Quelle dépendance aux droits télé ?
D’un côté comme de l’autre de la frontière, les budgets des clubs sont construits sur les quatre mêmes piliers qui font entrer de l’argent dans les caisses : les droits télé, les revenus liés au jour de match (billetterie, VIP), les revenus commerciaux (contrats de sponsoring et le merchandising qui regroupent les produits dérivés) et le trading de joueurs, soit les ventes au mercato.
Et comme chez nous, la part des revenus médias représente entre 35 % (pour les plus grands clubs) et 70 % (pour les plus modestes) des ressources. Autrement dit : plus un club est petit, plus il est dépendant des droits télé.
Combien vont toucher les clubs ?
Un coup de froid en plein été. Début août, la LFP a communiqué le guide de répartition initiale des droits audiovisuels et de l’indemnité de résiliation de DAZN Ligue 1 saison 2025/26. Avec des prévisions extrêmement basses pour des clubs qui avaient été prévenus par la DNCG. Le gendarme financier du football français s’était montré très clair : il fallait construire les budgets sans aucune recette liée au lancement réussi de Ligue 1+.

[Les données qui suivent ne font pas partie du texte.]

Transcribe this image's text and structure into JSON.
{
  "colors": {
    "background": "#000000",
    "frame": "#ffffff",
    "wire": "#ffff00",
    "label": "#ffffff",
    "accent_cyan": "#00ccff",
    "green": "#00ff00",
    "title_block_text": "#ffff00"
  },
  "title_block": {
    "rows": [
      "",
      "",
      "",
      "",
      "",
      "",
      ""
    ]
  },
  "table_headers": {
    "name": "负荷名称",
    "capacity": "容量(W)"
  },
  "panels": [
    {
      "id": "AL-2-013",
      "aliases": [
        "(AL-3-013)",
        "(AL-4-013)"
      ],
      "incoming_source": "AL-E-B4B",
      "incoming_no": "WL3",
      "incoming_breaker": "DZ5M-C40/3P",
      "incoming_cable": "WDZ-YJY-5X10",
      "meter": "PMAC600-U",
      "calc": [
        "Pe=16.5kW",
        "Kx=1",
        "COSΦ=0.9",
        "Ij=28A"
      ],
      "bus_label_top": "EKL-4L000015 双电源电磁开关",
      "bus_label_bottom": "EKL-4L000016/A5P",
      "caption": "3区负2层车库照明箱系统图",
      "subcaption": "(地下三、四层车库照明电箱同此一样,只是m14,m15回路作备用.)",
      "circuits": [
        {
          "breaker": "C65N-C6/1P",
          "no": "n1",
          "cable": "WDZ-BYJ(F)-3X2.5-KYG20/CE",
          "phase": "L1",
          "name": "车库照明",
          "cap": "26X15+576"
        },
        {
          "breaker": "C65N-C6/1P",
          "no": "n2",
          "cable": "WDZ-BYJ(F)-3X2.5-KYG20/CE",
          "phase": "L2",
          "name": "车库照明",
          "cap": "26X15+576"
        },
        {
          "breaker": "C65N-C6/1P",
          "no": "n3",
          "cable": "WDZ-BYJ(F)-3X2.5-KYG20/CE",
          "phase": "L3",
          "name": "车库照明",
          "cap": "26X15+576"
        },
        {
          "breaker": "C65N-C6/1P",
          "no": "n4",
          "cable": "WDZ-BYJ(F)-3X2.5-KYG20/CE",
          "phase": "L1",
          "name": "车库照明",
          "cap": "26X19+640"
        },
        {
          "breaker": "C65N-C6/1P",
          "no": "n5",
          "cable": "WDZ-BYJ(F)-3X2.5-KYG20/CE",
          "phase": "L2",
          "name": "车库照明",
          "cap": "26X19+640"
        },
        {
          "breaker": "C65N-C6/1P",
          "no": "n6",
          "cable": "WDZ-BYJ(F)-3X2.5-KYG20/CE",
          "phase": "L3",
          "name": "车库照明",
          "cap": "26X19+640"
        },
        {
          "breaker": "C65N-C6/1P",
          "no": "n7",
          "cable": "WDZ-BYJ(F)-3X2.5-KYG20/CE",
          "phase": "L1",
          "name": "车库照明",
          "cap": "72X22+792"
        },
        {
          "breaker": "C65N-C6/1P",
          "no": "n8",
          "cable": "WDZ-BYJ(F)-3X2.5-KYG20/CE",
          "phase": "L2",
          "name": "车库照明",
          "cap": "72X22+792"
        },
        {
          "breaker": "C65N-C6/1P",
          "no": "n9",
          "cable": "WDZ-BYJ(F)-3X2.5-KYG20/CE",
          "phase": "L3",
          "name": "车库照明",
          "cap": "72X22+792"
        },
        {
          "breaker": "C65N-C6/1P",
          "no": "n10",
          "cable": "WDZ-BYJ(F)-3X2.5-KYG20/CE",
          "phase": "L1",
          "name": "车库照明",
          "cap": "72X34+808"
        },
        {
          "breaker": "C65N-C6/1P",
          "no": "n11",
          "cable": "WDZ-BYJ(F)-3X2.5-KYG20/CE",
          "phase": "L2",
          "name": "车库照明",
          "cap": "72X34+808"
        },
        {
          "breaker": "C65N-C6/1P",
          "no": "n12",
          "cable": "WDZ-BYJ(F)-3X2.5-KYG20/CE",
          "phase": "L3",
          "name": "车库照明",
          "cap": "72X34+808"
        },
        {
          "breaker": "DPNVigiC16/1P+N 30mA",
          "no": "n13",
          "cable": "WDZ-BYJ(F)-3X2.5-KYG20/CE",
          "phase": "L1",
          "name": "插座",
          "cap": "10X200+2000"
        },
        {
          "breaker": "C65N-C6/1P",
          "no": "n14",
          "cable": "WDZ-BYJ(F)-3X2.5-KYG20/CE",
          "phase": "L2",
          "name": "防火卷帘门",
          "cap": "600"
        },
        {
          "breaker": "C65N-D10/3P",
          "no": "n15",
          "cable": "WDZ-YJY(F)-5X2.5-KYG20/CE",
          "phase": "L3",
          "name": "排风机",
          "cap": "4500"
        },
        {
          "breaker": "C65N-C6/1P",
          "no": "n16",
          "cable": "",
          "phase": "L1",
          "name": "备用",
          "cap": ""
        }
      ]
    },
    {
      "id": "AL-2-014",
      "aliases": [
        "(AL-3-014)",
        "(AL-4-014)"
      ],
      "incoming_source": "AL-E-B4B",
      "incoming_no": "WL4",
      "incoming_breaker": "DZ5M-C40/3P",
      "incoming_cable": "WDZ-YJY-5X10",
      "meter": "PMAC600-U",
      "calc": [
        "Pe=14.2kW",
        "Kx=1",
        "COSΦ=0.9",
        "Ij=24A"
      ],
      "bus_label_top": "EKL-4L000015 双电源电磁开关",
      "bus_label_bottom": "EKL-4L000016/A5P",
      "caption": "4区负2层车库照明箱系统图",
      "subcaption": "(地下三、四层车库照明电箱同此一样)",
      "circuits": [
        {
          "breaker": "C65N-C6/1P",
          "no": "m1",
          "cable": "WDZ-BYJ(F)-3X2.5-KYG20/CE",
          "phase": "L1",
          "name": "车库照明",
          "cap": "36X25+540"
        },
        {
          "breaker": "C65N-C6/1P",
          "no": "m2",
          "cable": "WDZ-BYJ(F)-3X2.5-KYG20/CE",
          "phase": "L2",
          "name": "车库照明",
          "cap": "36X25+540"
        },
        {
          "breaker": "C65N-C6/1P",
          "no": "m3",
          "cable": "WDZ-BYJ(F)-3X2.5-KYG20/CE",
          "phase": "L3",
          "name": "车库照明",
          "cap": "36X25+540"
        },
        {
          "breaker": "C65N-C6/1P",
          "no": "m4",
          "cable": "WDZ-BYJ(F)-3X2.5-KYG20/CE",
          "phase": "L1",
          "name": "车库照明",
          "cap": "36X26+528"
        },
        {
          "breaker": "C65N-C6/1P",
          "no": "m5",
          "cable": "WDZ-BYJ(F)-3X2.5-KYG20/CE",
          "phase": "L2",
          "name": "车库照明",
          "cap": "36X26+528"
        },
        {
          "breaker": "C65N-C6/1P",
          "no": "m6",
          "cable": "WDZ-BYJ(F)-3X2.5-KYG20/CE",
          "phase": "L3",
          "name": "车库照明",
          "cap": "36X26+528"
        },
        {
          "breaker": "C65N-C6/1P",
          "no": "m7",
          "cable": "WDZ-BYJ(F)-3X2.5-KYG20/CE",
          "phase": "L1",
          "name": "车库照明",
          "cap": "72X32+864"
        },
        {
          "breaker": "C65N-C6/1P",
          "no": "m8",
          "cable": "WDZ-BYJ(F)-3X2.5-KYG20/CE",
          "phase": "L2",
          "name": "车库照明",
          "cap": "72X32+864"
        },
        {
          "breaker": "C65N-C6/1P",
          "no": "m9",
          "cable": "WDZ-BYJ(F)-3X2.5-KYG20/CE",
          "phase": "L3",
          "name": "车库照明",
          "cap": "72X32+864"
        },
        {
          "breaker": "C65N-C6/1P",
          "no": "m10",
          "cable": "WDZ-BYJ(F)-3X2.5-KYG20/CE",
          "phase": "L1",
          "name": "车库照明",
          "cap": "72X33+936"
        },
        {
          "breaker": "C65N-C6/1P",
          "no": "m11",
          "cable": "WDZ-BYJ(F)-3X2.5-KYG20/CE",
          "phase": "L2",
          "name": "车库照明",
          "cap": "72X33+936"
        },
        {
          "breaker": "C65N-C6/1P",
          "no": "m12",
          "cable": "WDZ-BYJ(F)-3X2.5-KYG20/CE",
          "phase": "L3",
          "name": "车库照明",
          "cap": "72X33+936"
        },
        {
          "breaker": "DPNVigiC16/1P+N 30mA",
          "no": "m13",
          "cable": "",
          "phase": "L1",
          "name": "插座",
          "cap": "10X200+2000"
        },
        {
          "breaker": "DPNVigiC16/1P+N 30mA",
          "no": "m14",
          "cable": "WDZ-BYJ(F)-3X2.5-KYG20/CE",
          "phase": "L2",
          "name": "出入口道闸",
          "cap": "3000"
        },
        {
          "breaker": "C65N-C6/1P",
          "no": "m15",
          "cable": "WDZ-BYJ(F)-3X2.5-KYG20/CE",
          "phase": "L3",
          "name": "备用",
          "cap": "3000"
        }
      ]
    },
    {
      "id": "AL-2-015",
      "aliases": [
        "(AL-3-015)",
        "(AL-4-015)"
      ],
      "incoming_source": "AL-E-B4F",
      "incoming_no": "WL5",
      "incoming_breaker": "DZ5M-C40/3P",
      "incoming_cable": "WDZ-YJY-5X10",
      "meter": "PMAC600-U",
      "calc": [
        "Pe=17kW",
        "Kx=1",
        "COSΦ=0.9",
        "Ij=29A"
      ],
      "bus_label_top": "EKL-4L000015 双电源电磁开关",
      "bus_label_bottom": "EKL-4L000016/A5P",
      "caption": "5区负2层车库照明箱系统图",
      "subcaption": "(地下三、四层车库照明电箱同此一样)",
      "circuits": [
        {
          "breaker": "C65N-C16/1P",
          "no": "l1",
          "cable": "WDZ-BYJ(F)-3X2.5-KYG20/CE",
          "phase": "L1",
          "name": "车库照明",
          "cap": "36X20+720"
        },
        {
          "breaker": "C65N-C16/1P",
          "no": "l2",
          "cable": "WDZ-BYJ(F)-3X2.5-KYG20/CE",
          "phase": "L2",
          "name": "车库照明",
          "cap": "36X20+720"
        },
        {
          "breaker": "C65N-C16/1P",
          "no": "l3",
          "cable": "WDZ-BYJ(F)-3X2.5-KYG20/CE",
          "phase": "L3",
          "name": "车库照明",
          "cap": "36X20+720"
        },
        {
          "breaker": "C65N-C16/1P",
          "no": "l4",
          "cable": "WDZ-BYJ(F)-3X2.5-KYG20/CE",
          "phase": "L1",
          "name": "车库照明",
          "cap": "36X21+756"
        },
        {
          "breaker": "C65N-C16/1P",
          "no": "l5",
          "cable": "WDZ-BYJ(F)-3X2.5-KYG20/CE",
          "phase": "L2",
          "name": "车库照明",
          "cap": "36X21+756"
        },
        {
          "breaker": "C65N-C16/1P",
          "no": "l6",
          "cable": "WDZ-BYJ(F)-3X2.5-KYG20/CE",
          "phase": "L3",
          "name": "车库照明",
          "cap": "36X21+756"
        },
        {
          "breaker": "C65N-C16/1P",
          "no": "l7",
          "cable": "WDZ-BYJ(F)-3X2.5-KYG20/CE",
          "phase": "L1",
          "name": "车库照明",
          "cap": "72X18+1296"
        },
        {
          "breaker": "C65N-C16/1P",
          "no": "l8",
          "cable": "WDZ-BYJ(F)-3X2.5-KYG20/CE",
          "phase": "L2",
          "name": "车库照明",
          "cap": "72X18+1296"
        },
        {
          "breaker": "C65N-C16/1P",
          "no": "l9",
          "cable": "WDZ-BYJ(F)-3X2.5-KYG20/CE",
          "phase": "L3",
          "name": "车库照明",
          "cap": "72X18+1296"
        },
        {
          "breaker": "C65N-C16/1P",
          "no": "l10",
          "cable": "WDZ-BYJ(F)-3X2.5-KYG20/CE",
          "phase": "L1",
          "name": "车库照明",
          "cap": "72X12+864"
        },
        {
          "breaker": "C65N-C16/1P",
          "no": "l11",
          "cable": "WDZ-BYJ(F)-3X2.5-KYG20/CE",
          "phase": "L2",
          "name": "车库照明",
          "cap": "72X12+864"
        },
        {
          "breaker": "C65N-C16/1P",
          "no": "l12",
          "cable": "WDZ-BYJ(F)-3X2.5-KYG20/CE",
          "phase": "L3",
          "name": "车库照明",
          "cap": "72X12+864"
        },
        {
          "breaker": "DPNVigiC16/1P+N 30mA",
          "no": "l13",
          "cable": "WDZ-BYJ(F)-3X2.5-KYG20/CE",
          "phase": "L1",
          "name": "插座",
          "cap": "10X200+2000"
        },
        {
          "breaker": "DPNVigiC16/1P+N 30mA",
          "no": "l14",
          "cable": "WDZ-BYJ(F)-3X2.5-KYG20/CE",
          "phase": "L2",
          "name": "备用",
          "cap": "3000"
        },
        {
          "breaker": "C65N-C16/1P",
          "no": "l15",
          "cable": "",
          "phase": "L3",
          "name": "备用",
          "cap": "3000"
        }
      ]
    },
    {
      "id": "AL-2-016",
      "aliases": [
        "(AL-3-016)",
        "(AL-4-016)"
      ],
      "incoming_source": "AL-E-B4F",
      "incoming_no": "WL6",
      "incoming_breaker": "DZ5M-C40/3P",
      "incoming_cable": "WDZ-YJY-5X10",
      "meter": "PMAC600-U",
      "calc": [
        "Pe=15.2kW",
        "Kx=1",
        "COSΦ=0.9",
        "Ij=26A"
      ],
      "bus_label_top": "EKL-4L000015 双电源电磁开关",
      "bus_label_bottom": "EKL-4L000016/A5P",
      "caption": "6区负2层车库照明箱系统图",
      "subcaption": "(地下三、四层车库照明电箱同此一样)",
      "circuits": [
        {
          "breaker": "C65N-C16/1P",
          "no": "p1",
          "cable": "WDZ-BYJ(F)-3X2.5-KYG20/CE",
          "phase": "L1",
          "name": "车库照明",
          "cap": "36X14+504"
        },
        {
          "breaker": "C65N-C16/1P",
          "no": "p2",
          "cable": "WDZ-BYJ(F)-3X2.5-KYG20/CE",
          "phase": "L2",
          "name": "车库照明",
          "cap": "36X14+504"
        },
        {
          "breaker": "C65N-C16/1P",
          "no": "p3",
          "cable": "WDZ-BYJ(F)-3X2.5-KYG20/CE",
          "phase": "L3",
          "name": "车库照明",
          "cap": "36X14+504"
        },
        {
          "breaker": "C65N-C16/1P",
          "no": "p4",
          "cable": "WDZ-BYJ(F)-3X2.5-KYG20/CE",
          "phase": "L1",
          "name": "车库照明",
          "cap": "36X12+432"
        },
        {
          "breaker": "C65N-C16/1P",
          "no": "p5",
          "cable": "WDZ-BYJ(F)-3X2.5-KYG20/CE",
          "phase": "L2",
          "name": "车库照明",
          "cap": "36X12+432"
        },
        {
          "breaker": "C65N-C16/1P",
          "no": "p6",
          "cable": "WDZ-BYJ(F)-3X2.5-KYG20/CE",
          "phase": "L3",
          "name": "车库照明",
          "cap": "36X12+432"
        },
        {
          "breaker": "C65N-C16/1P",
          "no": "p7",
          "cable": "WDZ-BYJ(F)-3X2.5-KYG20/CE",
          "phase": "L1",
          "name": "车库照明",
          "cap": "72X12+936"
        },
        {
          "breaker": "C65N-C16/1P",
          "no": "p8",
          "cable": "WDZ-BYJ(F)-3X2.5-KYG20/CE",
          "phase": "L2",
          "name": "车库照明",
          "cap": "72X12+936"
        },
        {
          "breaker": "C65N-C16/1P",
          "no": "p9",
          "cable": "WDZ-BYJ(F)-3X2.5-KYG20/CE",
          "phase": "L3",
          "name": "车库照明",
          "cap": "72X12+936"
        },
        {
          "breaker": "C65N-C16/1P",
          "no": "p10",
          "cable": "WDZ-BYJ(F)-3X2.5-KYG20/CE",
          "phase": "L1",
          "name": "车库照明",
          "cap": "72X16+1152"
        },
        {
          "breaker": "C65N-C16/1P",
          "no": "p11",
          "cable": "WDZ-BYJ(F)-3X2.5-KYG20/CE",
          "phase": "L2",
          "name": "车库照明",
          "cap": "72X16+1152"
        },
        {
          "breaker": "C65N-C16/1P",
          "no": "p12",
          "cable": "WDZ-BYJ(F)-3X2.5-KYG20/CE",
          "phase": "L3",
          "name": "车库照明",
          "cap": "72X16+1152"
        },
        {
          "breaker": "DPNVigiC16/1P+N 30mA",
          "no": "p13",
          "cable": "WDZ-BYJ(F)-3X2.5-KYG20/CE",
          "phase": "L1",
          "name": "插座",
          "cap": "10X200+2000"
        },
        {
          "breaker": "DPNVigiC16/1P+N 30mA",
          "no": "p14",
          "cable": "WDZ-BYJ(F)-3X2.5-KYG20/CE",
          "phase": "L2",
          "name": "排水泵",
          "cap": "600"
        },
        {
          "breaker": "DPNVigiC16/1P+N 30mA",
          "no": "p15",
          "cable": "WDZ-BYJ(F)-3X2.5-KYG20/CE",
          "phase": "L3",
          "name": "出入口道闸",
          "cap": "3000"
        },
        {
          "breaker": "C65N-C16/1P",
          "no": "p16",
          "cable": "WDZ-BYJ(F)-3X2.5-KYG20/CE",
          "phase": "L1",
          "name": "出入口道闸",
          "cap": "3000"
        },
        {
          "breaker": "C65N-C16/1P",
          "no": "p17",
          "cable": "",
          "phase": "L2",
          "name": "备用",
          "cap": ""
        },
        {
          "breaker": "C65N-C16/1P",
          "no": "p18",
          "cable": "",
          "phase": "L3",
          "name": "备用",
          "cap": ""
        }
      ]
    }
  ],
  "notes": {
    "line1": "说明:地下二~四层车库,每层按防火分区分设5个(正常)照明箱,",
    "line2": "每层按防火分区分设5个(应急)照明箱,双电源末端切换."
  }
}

Initialement, les 18 clubs de l’élite devaient donc se partager 80,4 millions d’euros. Un montant qui a finalement augmenté pour passer, selon L’Équipe à 222,4 millions grâce à Ligue 1+. De quoi éviter le cataclysme mais pas la crise.
Concrètement, le champion de France pourrait toucher cette année jusqu’à 30,1 millions, le dernier 3,72 millions. Des montants à des années-lumière des 165,7 millions obtenus par le Paris SG en 2023/24 quand l’OM avait empoché 95,2 millions cette saison-là où les écarts avec Le Havre, dernier qui avait récupéré 5,7 millions, étaient déjà prononcés…
Quel a été l’impact pour les clubs ?
Le fameux lieu commun du vendre avant d’acheter n’a jamais été aussi visité que cette année en Ligue 1. Pour la deuxième fois de son histoire, le championnat de France a dépassé le milliard de ventes. Mais jamais sa balance n’avait été autant positive : cet été, elle affichait un excédent de 353,75 millions d’euros, le plus important d’Europe juste devant… la Pro League (235,68 millions).


La lecture du top 5 des clubs les plus dépensiers dessine aussi une nouvelle tendance. Strasbourg (111,5 millions) domine ce classement grâce à BlueCo qui détient également Chelsea. Derrière la multipropriété, les historiques Paris et Marseille (103 millions et 96,2 millions) sont suivis par Rennes et le PFC. Les Bretons (67,75 millions) peuvent compter sur les Pinault, sixième famille la plus riche de France et les Parisiens (57,3) sur les Arnault, plus grosse fortune hexagonale, pour assurer un train de vie à la baisse partout ailleurs. Sans banqueroute donc mais à l’économie.